Question

The de Broglie wavelength of a particle of mass 1 mg moving with a velocity of \( 10 \) ms\(^{-1}\) is (h = \( 6.63 \times 10^{-34} \) Js)

• A. \( 6.63 \times 10^{-29} \) m
• B. \( 6.63 \times 10^{-31} \) m
• C. \( 6.63 \times 10^{-34} \) m
• D. \( 6.63 \times 10^{-22} \) m

Hint:

The de Broglie wavelength is inversely proportional to mass and velocity.
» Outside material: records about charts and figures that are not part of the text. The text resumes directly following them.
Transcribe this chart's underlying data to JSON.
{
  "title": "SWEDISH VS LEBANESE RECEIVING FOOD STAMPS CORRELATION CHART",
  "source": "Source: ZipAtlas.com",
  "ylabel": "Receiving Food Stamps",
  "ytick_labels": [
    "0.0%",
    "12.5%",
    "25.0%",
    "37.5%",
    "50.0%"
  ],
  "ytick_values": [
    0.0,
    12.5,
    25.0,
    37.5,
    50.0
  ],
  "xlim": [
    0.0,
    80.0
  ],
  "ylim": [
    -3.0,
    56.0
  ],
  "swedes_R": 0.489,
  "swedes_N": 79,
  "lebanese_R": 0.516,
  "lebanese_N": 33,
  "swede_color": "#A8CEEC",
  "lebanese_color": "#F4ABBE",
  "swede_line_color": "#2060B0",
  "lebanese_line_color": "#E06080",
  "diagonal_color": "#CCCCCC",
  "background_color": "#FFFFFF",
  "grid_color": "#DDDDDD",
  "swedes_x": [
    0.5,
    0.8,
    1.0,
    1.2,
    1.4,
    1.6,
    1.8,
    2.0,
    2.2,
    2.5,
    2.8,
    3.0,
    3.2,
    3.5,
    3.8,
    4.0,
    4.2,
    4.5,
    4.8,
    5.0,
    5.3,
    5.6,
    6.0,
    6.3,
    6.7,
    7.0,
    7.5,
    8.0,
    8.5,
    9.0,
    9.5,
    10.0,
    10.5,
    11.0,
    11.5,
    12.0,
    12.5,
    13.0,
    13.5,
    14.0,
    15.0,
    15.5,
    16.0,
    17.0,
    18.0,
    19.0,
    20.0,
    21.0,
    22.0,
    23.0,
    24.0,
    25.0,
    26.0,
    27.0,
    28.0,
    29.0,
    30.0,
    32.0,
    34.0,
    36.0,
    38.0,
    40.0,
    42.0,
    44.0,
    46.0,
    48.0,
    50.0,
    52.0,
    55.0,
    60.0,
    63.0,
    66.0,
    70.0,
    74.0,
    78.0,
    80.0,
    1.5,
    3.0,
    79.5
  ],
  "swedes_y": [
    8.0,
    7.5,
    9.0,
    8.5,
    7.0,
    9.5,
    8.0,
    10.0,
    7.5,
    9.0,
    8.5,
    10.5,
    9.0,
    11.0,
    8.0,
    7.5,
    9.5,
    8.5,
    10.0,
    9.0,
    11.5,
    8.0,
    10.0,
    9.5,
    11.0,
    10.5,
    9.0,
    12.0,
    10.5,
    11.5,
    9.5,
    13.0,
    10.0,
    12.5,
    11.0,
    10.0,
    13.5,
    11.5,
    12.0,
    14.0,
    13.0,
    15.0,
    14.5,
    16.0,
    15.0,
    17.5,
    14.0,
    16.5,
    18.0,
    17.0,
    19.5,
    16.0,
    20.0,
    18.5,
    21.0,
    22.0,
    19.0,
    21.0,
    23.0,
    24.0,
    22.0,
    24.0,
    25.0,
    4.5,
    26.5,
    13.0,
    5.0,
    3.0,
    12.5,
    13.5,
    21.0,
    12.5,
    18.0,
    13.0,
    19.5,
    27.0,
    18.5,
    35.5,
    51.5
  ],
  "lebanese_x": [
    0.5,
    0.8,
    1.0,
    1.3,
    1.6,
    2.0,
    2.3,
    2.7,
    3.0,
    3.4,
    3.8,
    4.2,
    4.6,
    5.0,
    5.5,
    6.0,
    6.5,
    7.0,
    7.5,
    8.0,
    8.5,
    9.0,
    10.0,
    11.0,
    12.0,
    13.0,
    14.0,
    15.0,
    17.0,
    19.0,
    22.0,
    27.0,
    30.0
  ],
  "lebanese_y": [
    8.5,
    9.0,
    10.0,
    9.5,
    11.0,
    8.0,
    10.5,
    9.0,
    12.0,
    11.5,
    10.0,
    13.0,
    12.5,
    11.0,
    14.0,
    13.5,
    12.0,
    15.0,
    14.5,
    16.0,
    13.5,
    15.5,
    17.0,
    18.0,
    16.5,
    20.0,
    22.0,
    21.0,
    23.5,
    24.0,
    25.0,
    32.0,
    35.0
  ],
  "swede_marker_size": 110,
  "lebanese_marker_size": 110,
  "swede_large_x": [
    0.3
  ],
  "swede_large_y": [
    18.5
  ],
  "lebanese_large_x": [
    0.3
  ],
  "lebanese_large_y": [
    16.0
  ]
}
Higher mass or velocity leads to a smaller wavelength.

Answer 1

The Correct Option is A

The de Broglie wavelength is given by: \[ \lambda = \frac{h}{m v} \] where: - \( h = 6.63 \times 10^{-34} \) Js (Planck’s constant) - \( m = 1 \) mg = \( 1 \times 10^{-6} \) kg - \( v = 10 \) m/s Substituting the values: \[ \lambda = \frac{6.63 \times 10^{-34}}{(1 \times 10^{-6}) \times (10)} \] \[ = \frac{6.63 \times 10^{-34}}{10^{-5}} \] \[ = 6.63 \times 10^{-29} \text{ m} \] Thus, the correct answer is \( 6.63 \times 10^{-29} \) m.